Он знал, что больной умер. Все признаки смерти были налицо. Он видел весь процесс умирания, слышал всю его трагическую музыку. "Смерть состоялась… - назойливо повторялось в его мозгу. - Смерть совершилась…"
Но с этим трудно было согласиться. Невыносимой стала сама мысль, что его, Костино, прямое назначение - спасти человека - не выполнено, что он выронил на полпути драгоценную ношу, которую обязан был донести в целости.
"Можно испробовать… - искрой пронеслось в сознании. - Нужно испробовать адреналин внутрисердечно…"
Ему показалось, что он чувствует, как игла входит в мышцу сердца, и он поспешно и вместе с тем легко нажимал пальцем на кнопку шприца. Потом так же осторожно, словно боясь причинить боль, вытянул иглу и взял остывающую руку Самойлова, упрямо желая услышать пульс. Но пульса не было, рука была безжизненна. Он приставил трубку к груди и стал жадно слушать, - в груди было тихо и пусто, точно из нее что-то вынули.
Выражение страдания исчезло с лица Самойлова, будто от лекарства ему стало легче и он спокойно уснул.
Костя неподвижно сидел у постели и смотрел в лицо покойника.
- Ну, ладно… - тихо сказала Домна Ивановна, все это время не отходившая от Кости. - Иди, доктор, теперь уж мое дело… Иди, отдохни.
- Идите, идите, - потребовала и дежурная сестра, понявшая состояние молодого врача.
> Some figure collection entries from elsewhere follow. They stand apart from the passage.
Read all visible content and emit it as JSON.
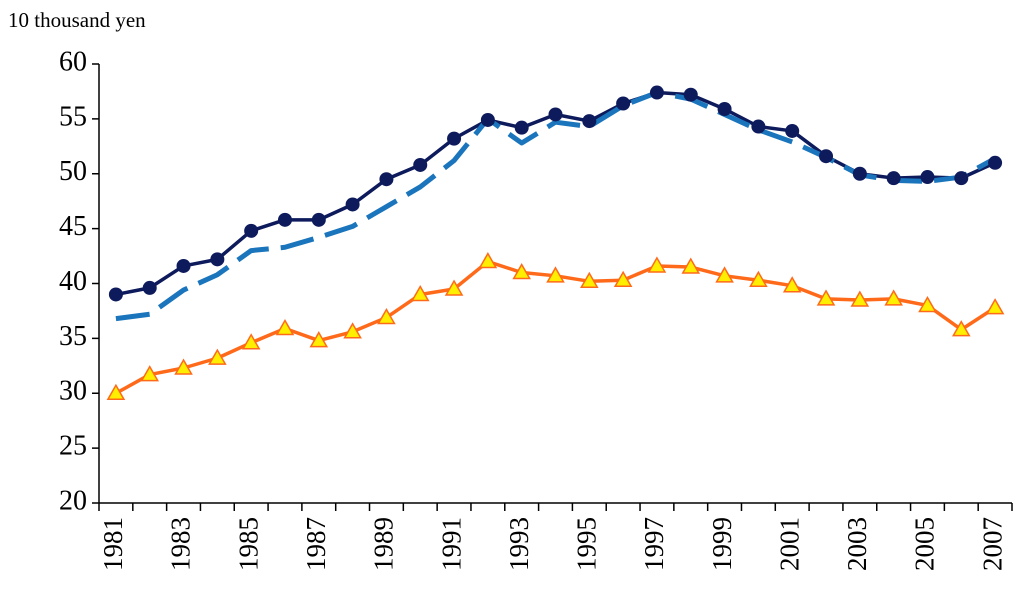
{
  "chart_data": {
    "type": "line",
    "y_label": "10 thousand yen",
    "categories": [
      "1981",
      null,
      "1983",
      null,
      "1985",
      null,
      "1987",
      null,
      "1989",
      null,
      "1991",
      null,
      "1993",
      null,
      "1995",
      null,
      "1997",
      null,
      "1999",
      null,
      "2001",
      null,
      "2003",
      null,
      "2005",
      null,
      "2007"
    ],
    "series": [
      {
        "color": "#0d1a5c",
        "marker": "circle",
        "dashed": false,
        "values": [
          39.0,
          39.6,
          41.6,
          42.2,
          44.8,
          45.8,
          45.8,
          47.2,
          49.5,
          50.8,
          53.2,
          54.9,
          54.2,
          55.4,
          54.8,
          56.4,
          57.4,
          57.2,
          55.9,
          54.3,
          53.9,
          51.6,
          50.0,
          49.6,
          49.7,
          49.6,
          51.0
        ]
      },
      {
        "color": "#1a75bc",
        "marker": null,
        "dashed": true,
        "values": [
          36.8,
          37.2,
          39.4,
          40.8,
          43.0,
          43.3,
          44.2,
          45.2,
          47.0,
          48.8,
          51.2,
          55.0,
          52.8,
          54.7,
          54.3,
          56.2,
          57.4,
          56.8,
          55.4,
          54.0,
          52.9,
          51.5,
          49.9,
          49.4,
          49.3,
          49.7,
          51.4
        ]
      },
      {
        "color": "#ff6a1a",
        "marker": "triangle",
        "marker_fill": "#ffee00",
        "dashed": false,
        "values": [
          30.0,
          31.7,
          32.3,
          33.2,
          34.6,
          35.9,
          34.8,
          35.6,
          36.9,
          39.0,
          39.5,
          42.0,
          41.0,
          40.7,
          40.2,
          40.3,
          41.6,
          41.5,
          40.7,
          40.3,
          39.8,
          38.6,
          38.5,
          38.6,
          38.0,
          35.8,
          37.8
        ]
      }
    ],
    "ylim": [
      20,
      60
    ],
    "yticks": [
      20,
      25,
      30,
      35,
      40,
      45,
      50,
      55,
      60
    ],
    "grid": false
  }
}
Домна Ивановна привычным движением легко стянула покойника книзу, переведя его из полусидячего положения в лежачее, вытянула из-под головы лишние подушки, с минуту придержав пальцами набухшие веки, закрыла глаза, потом так же просто перевязала платком лицо, как перевязывают при зубной боли, и накрыла простыней.
- Идем, доктор… - повторила она. - Твое дело возле живых. Да не печалься ты так, - прибавила она, поглядев в лицо Кости. - Один помер, а сотню других вылечишь.
И уже в коридоре, желая его ободрить, сказала:
- Ежели всех вылечишь, - так кто же умирать станет? Старикам уж так от бога положено. Знаешь, как говорит пословица: "Молодые помирают по выбору, а старики поголовно".
Костя сидел в комнате врачей усталый и опустошенный. Было такое ощущение, будто он проделал длительную, тяжелую работу, чтобы достигнуть очень важной цели. И вот сейчас вдруг стало очевидно, что все было напрасно, что время и энергия истрачены бесполезно.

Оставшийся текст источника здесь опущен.